Il patronato risponde presente. Come ormai succede ogni volta che giocano i Calli, da Madonna Pellegrina parte una piccola processione di tifosi, amici e curiosi. Qualcuno scherza dicendo che manca solo il pullman organizzato. Nel frattempo, tra una birra della Festa della Birra e una chiacchiera davanti al BarH, tutti sanno che quella delle 21.50 sarà probabilmente la partita della serata. E infatti il campo non tradisce.
L'equilibrio dura praticamente per tutta la gara. I Calli provano a scappare con uno scatenato Giacomo Grieco, autore di una splendida tripletta, ma dall'altra parte i Duri rispondono con la calma di chi certe partite le ha già vissute. Elia Moscardo si prende la scena con quattro pali pesantissimi, mentre Edoardo Calore firma quello che alla fine risulterà decisivo. Nessuno riesce mai davvero a prendere il largo: ogni tentativo di fuga trova immediatamente una risposta, in una sfida giocata ad altissimo ritmo ma con una correttezza che merita quasi più applausi del risultato finale.
Ed è forse proprio questa la fotografia più bella della serata. Pochi falli, pochissime proteste, tanto rispetto e due squadre che pensano soprattutto a giocare. In un torneo dove l'eliminazione diretta può facilmente far salire la tensione, Calli e Duri regalano invece uno spettacolo che rende onore al pubblico, agli arbitri e al Torneo di Palo.
Alla fine, però, qualcosa fa la differenza. Forse è l'esperienza. I Duri, reduci dal titolo conquistato nel 2024 (nella cui semifinale si sbarazzarono proprio dei Calli) e ormai abituati a respirare l'aria delle grandi occasioni, dimostrano ancora una volta di sapere gestire i momenti decisivi. I Calli escono invece tra gli applausi, confermandosi una solida realtà, con un’evidente allergia alla conquista della finale….

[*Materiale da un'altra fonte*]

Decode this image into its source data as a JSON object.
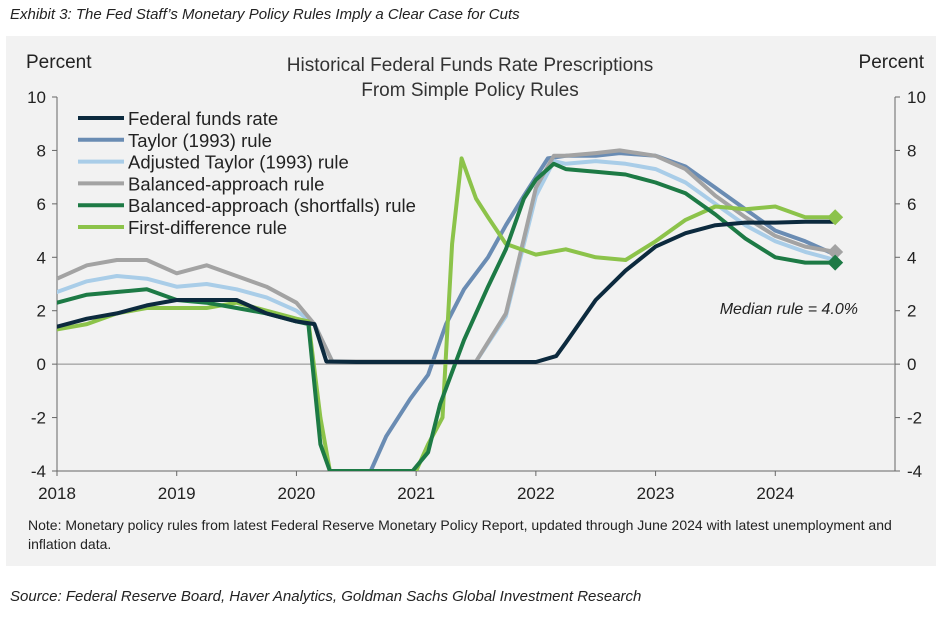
{
  "exhibit_title": "Exhibit 3: The Fed Staff’s Monetary Policy Rules Imply a Clear Case for Cuts",
  "source_text": "Source: Federal Reserve Board, Haver Analytics, Goldman Sachs Global Investment Research",
  "colors": {
    "panel_bg": "#f2f2f2",
    "ffr": "#0c2a3e",
    "taylor": "#6a8cb3",
    "adjusted_taylor": "#a9cde8",
    "balanced": "#a3a3a3",
    "balanced_shortfalls": "#1d7a45",
    "first_difference": "#8cc34a"
  },
  "chart_data": {
    "type": "line",
    "title": "Historical Federal Funds Rate Prescriptions",
    "subtitle": "From Simple Policy Rules",
    "ylabel_left": "Percent",
    "ylabel_right": "Percent",
    "xlim": [
      2018,
      2025
    ],
    "ylim": [
      -4,
      10
    ],
    "x_ticks": [
      "2018",
      "2019",
      "2020",
      "2021",
      "2022",
      "2023",
      "2024"
    ],
    "y_ticks": [
      "10",
      "8",
      "6",
      "4",
      "2",
      "0",
      "-2",
      "-4"
    ],
    "annotation": "Median rule = 4.0%",
    "note": "Note: Monetary policy rules from latest Federal Reserve Monetary Policy Report, updated through June 2024 with latest unemployment and inflation data.",
    "legend_position": "top-left",
    "series": [
      {
        "key": "ffr",
        "name": "Federal funds rate",
        "color": "#0c2a3e",
        "points": [
          [
            2018.0,
            1.4
          ],
          [
            2018.25,
            1.7
          ],
          [
            2018.5,
            1.9
          ],
          [
            2018.75,
            2.2
          ],
          [
            2019.0,
            2.4
          ],
          [
            2019.25,
            2.4
          ],
          [
            2019.5,
            2.4
          ],
          [
            2019.75,
            1.9
          ],
          [
            2020.0,
            1.6
          ],
          [
            2020.15,
            1.5
          ],
          [
            2020.25,
            0.1
          ],
          [
            2020.5,
            0.08
          ],
          [
            2021.0,
            0.08
          ],
          [
            2021.5,
            0.08
          ],
          [
            2022.0,
            0.08
          ],
          [
            2022.17,
            0.3
          ],
          [
            2022.25,
            0.8
          ],
          [
            2022.5,
            2.4
          ],
          [
            2022.75,
            3.5
          ],
          [
            2023.0,
            4.4
          ],
          [
            2023.25,
            4.9
          ],
          [
            2023.5,
            5.2
          ],
          [
            2023.75,
            5.3
          ],
          [
            2024.0,
            5.3
          ],
          [
            2024.25,
            5.33
          ],
          [
            2024.5,
            5.33
          ]
        ]
      },
      {
        "key": "taylor",
        "name": "Taylor (1993) rule",
        "color": "#6a8cb3",
        "points": [
          [
            2020.62,
            -4.0
          ],
          [
            2020.75,
            -2.7
          ],
          [
            2020.95,
            -1.3
          ],
          [
            2021.1,
            -0.4
          ],
          [
            2021.25,
            1.5
          ],
          [
            2021.4,
            2.8
          ],
          [
            2021.6,
            4.0
          ],
          [
            2021.75,
            5.2
          ],
          [
            2021.9,
            6.3
          ],
          [
            2022.0,
            7.0
          ],
          [
            2022.1,
            7.7
          ],
          [
            2022.25,
            7.8
          ],
          [
            2022.5,
            7.8
          ],
          [
            2022.7,
            7.9
          ],
          [
            2023.0,
            7.8
          ],
          [
            2023.25,
            7.4
          ],
          [
            2023.5,
            6.6
          ],
          [
            2023.75,
            5.8
          ],
          [
            2024.0,
            5.0
          ],
          [
            2024.25,
            4.6
          ],
          [
            2024.5,
            4.1
          ]
        ]
      },
      {
        "key": "adjusted_taylor",
        "name": "Adjusted Taylor (1993) rule",
        "color": "#a9cde8",
        "points": [
          [
            2018.0,
            2.7
          ],
          [
            2018.25,
            3.1
          ],
          [
            2018.5,
            3.3
          ],
          [
            2018.75,
            3.2
          ],
          [
            2019.0,
            2.9
          ],
          [
            2019.25,
            3.0
          ],
          [
            2019.5,
            2.8
          ],
          [
            2019.75,
            2.5
          ],
          [
            2020.0,
            2.0
          ],
          [
            2020.15,
            1.5
          ],
          [
            2020.3,
            0.1
          ],
          [
            2021.0,
            0.1
          ],
          [
            2021.5,
            0.1
          ],
          [
            2021.75,
            1.8
          ],
          [
            2021.9,
            4.5
          ],
          [
            2022.0,
            6.3
          ],
          [
            2022.15,
            7.6
          ],
          [
            2022.25,
            7.5
          ],
          [
            2022.5,
            7.6
          ],
          [
            2022.75,
            7.5
          ],
          [
            2023.0,
            7.3
          ],
          [
            2023.25,
            6.8
          ],
          [
            2023.5,
            6.0
          ],
          [
            2023.75,
            5.2
          ],
          [
            2024.0,
            4.6
          ],
          [
            2024.25,
            4.2
          ],
          [
            2024.5,
            3.9
          ]
        ]
      },
      {
        "key": "balanced",
        "name": "Balanced-approach rule",
        "color": "#a3a3a3",
        "points": [
          [
            2018.0,
            3.2
          ],
          [
            2018.25,
            3.7
          ],
          [
            2018.5,
            3.9
          ],
          [
            2018.75,
            3.9
          ],
          [
            2019.0,
            3.4
          ],
          [
            2019.25,
            3.7
          ],
          [
            2019.5,
            3.3
          ],
          [
            2019.75,
            2.9
          ],
          [
            2020.0,
            2.3
          ],
          [
            2020.15,
            1.5
          ],
          [
            2020.3,
            0.1
          ],
          [
            2021.0,
            0.1
          ],
          [
            2021.5,
            0.1
          ],
          [
            2021.75,
            1.9
          ],
          [
            2021.9,
            4.7
          ],
          [
            2022.0,
            6.6
          ],
          [
            2022.15,
            7.8
          ],
          [
            2022.25,
            7.8
          ],
          [
            2022.5,
            7.9
          ],
          [
            2022.7,
            8.0
          ],
          [
            2023.0,
            7.8
          ],
          [
            2023.25,
            7.3
          ],
          [
            2023.5,
            6.3
          ],
          [
            2023.75,
            5.5
          ],
          [
            2024.0,
            4.8
          ],
          [
            2024.25,
            4.4
          ],
          [
            2024.5,
            4.2
          ]
        ]
      },
      {
        "key": "balanced_shortfalls",
        "name": "Balanced-approach (shortfalls) rule",
        "color": "#1d7a45",
        "points": [
          [
            2018.0,
            2.3
          ],
          [
            2018.25,
            2.6
          ],
          [
            2018.5,
            2.7
          ],
          [
            2018.75,
            2.8
          ],
          [
            2019.0,
            2.4
          ],
          [
            2019.25,
            2.3
          ],
          [
            2019.5,
            2.1
          ],
          [
            2019.75,
            1.9
          ],
          [
            2020.0,
            1.6
          ],
          [
            2020.1,
            1.5
          ],
          [
            2020.2,
            -3.0
          ],
          [
            2020.28,
            -4.0
          ],
          [
            2020.97,
            -4.0
          ],
          [
            2021.1,
            -3.3
          ],
          [
            2021.2,
            -1.5
          ],
          [
            2021.4,
            0.9
          ],
          [
            2021.6,
            2.9
          ],
          [
            2021.75,
            4.3
          ],
          [
            2021.9,
            6.2
          ],
          [
            2022.0,
            6.9
          ],
          [
            2022.15,
            7.5
          ],
          [
            2022.25,
            7.3
          ],
          [
            2022.5,
            7.2
          ],
          [
            2022.75,
            7.1
          ],
          [
            2023.0,
            6.8
          ],
          [
            2023.25,
            6.4
          ],
          [
            2023.5,
            5.6
          ],
          [
            2023.75,
            4.7
          ],
          [
            2024.0,
            4.0
          ],
          [
            2024.25,
            3.8
          ],
          [
            2024.5,
            3.8
          ]
        ]
      },
      {
        "key": "first_difference",
        "name": "First-difference rule",
        "color": "#8cc34a",
        "points": [
          [
            2018.0,
            1.3
          ],
          [
            2018.25,
            1.5
          ],
          [
            2018.5,
            1.9
          ],
          [
            2018.75,
            2.1
          ],
          [
            2019.0,
            2.1
          ],
          [
            2019.25,
            2.1
          ],
          [
            2019.5,
            2.3
          ],
          [
            2019.75,
            2.0
          ],
          [
            2020.0,
            1.7
          ],
          [
            2020.1,
            1.6
          ],
          [
            2020.2,
            -2.0
          ],
          [
            2020.28,
            -4.0
          ],
          [
            2021.0,
            -4.0
          ],
          [
            2021.1,
            -3.0
          ],
          [
            2021.22,
            -2.0
          ],
          [
            2021.3,
            4.5
          ],
          [
            2021.38,
            7.7
          ],
          [
            2021.5,
            6.2
          ],
          [
            2021.6,
            5.5
          ],
          [
            2021.75,
            4.5
          ],
          [
            2022.0,
            4.1
          ],
          [
            2022.25,
            4.3
          ],
          [
            2022.5,
            4.0
          ],
          [
            2022.75,
            3.9
          ],
          [
            2023.0,
            4.6
          ],
          [
            2023.25,
            5.4
          ],
          [
            2023.5,
            5.9
          ],
          [
            2023.75,
            5.8
          ],
          [
            2024.0,
            5.9
          ],
          [
            2024.25,
            5.5
          ],
          [
            2024.5,
            5.5
          ]
        ]
      }
    ],
    "end_markers": [
      {
        "key": "balanced",
        "x": 2024.5,
        "y": 4.2,
        "color": "#a3a3a3"
      },
      {
        "key": "first_difference",
        "x": 2024.5,
        "y": 5.5,
        "color": "#8cc34a"
      },
      {
        "key": "balanced_shortfalls",
        "x": 2024.5,
        "y": 3.8,
        "color": "#1d7a45"
      }
    ]
  }
}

Il triplice fischio libera la gioia dei Duri... ma solo per qualche minuto. Archiviati gli abbracci, il discorso si sposta sorprendentemente dal campo al meteo. Domenica incombe la finale, ma incombe anche una vacanza in Puglia programmata da tempo. Le previsioni non promettono nulla di buono e l'idea di un eventuale rinvio al lunedì sembra preoccupare quasi quanto gli ultimi assalti dei Calli. Prima, però, c'è una finale da giocare. E, meteo permettendo, i Duri ci saranno!!!!!
Nessun destino ci ha fatto rincontrate semplicemente un tabellone e dei gironi fatti peggio dei lavori del tram. Bravi.